4.1. Study characteristics This collection of clinical data is set up as post-market pilot study. It will be included in the study all consecutive patients who require spinal fusion surgery, in accordance with the inclusion and exclusion criteria as voluntary and after signing the informed consent. Patients will be treated and followed postoperatively according to normal clinical practice, surgical and therapeutic in place at the Rizzoli Orthopaedic Institute of Bologna.

The total duration of data collection is 36 months:

• the stage of patient enrollment is 18 months from the date of approval of the study by the Ethics Committee of the center;
• the phase of post-operative monitoring is 18 months, with planned at 6, 12 and 18 months follow-up (± 15 days before scheduled date).

In relation to the literature up to now produced, it is considered advisable to provide a post-operative control at 18 months since the chemical composition and biomimetic hydroxyapatite-magnesium shows remodeling and resorption, in a physiologically time comprised between 6 and 18 months, as well as for other reported in Section 4.

18 months is therefore the appropriate follow up to verify the medium term biomaterial behavior.

All data will be collected in a systematic, timely and uniform in a specific report form (SRD) paper.

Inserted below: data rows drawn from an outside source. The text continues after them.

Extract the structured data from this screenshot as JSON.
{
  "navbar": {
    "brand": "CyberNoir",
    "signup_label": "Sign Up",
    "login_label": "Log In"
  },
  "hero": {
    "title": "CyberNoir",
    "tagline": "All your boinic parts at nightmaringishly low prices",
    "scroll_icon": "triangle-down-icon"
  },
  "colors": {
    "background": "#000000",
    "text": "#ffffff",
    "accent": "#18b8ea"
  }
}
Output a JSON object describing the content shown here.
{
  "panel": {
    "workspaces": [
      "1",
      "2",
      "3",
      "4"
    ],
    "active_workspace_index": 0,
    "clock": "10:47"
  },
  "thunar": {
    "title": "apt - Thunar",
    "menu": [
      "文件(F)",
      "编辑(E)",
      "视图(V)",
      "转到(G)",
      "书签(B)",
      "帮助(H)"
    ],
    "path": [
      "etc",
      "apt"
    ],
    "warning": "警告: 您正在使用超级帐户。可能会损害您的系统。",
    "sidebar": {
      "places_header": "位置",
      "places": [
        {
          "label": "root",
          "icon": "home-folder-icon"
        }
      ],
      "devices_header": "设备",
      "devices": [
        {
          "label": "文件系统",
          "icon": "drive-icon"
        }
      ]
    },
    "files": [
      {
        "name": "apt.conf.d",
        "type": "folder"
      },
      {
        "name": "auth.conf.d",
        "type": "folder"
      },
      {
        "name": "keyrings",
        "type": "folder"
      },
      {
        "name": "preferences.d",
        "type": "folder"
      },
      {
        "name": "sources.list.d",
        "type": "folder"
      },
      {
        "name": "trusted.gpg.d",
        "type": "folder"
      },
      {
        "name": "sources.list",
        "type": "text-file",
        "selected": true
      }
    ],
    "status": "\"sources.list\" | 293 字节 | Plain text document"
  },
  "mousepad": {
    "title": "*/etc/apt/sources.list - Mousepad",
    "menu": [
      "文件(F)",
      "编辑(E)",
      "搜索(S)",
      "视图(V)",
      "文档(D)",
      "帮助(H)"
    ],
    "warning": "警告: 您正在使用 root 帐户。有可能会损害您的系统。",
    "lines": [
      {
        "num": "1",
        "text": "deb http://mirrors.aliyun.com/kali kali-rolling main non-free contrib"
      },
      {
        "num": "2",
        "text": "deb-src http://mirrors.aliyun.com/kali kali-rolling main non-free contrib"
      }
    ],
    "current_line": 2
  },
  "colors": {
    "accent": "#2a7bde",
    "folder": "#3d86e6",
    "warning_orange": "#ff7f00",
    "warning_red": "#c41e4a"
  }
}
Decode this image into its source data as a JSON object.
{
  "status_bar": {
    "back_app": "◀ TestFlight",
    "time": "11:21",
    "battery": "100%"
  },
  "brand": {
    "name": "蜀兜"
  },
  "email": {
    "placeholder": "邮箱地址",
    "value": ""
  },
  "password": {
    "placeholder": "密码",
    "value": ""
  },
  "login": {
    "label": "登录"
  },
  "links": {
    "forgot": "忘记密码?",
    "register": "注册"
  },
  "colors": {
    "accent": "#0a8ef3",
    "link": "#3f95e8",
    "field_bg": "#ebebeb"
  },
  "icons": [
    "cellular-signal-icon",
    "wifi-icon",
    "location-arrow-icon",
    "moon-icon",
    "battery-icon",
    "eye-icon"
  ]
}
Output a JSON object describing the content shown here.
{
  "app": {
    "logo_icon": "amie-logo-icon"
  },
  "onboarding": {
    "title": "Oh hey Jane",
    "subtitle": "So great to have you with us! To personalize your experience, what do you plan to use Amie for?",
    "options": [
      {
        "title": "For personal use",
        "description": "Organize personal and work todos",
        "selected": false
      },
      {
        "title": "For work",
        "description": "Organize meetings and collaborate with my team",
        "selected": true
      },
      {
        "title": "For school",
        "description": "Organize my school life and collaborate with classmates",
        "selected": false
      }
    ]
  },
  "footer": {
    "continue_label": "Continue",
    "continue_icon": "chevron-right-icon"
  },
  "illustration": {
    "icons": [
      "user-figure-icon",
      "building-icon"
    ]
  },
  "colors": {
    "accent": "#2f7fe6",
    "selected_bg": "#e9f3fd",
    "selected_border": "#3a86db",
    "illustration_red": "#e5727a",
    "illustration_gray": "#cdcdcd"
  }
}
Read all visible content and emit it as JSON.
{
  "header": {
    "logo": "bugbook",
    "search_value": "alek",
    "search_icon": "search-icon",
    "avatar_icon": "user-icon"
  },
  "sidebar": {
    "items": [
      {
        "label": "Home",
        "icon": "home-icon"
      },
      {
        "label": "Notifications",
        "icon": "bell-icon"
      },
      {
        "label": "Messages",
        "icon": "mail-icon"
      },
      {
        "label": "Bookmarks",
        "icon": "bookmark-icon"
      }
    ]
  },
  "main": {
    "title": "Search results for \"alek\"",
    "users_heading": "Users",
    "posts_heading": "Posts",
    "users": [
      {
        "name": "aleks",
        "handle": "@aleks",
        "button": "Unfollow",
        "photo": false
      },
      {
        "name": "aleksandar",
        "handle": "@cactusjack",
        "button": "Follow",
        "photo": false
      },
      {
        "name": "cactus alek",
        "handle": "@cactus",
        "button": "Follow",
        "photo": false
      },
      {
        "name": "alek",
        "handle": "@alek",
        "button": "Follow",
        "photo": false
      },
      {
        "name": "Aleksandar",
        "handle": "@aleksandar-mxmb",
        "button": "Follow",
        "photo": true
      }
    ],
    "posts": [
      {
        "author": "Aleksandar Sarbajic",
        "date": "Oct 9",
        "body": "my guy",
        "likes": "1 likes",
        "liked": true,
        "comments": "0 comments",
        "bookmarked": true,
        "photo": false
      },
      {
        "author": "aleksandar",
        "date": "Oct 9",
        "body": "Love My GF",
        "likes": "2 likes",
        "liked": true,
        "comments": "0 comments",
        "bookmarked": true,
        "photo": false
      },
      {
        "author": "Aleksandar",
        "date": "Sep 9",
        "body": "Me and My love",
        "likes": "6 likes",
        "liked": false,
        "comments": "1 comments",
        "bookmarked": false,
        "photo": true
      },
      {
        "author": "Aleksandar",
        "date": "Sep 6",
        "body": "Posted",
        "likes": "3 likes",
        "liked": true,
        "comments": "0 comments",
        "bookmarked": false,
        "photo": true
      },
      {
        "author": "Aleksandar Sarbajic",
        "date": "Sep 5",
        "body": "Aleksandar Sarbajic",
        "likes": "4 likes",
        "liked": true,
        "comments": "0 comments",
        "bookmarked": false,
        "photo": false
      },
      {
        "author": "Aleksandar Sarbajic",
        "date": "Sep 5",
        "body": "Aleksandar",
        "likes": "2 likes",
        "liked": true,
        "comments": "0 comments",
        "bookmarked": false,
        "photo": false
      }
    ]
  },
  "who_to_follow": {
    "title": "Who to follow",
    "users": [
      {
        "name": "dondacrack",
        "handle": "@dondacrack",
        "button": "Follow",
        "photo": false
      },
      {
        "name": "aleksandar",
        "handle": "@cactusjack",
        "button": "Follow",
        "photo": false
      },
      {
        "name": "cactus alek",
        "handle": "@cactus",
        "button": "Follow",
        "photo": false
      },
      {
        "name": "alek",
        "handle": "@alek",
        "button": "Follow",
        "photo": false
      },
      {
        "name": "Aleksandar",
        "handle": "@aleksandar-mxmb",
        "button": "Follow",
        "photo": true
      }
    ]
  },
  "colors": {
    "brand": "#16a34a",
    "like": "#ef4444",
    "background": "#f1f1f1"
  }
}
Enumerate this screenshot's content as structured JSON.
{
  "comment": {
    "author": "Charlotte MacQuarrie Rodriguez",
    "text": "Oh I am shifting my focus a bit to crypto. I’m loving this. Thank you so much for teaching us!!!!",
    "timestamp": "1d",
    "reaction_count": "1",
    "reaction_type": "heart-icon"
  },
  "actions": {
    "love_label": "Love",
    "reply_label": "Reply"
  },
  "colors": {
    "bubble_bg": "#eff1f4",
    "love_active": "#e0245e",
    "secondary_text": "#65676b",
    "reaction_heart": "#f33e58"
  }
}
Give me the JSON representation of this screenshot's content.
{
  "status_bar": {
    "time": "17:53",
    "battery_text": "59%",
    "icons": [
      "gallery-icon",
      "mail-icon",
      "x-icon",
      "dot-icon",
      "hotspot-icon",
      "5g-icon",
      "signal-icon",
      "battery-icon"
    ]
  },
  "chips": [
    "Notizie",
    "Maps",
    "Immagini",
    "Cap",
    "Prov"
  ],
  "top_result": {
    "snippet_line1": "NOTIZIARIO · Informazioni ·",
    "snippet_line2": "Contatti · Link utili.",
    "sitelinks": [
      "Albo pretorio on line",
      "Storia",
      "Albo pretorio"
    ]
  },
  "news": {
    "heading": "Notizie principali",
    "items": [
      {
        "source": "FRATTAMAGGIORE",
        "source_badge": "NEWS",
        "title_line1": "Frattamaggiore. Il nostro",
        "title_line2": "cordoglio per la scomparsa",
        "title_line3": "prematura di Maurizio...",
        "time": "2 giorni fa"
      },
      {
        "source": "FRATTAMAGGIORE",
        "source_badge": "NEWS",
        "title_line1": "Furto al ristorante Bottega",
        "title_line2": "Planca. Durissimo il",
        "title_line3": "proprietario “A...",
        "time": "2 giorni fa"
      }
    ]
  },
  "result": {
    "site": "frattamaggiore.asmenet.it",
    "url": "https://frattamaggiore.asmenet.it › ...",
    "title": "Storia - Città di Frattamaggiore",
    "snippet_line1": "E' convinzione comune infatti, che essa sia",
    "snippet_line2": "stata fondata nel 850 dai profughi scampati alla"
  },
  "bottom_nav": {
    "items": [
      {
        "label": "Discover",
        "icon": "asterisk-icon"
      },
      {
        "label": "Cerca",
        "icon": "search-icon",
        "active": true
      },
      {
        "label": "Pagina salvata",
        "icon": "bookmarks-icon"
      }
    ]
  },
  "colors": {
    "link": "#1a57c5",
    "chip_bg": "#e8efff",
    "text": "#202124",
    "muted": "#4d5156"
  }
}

4.2. Treatment directions Patients will be treated for degenerative diseases of the spine, such as lumbar stenosis, spondylolysis and spondylolisthesis, degenerative disc disease.

The fusion technique used will be the posterolateral arthrodesis, of one or more vertebral levels included in the lumbosacral (L1-S1), obtained by means of screws and bars, together with a preparation of the transverse processes treated with bone substitute in order to Sintlife obtain new bone formation and then spinal fusion. It also provided the ability to associate interbody posterolateral arthrodesis with the use of cage.

4.3. Visits plan During each visit (pre-operative, intra-operative, post-operative and follow-up) will be the responsibility of the surgeon to fill in the specific section in gathering data of every patient card.

The activities for each visit will be carried out as described below and as shown in the flow chart of visits (paragraph 2):

• preoperative examination (pre-op) - signing the informed consent, assessment of the criteria for inclusion - exclusion, recording demographic data and medical history, the SEA assessment and ODI;
• intervention - surgical report, TC, reports of potential adverse events intraoperative or immediate postoperative;
• follow-up visit at 6 months after surgery - report of any adverse events, the SEA assessment, ODI, EQ-5D;
• follow-up visit at 12 months after surgery - report of any adverse events, the SEA assessment, ODI, EQ-5D, TC;
• follow-up visit at 18 months after surgery - report of any adverse events, the SEA assessment, ODI, EQ-5D, TC.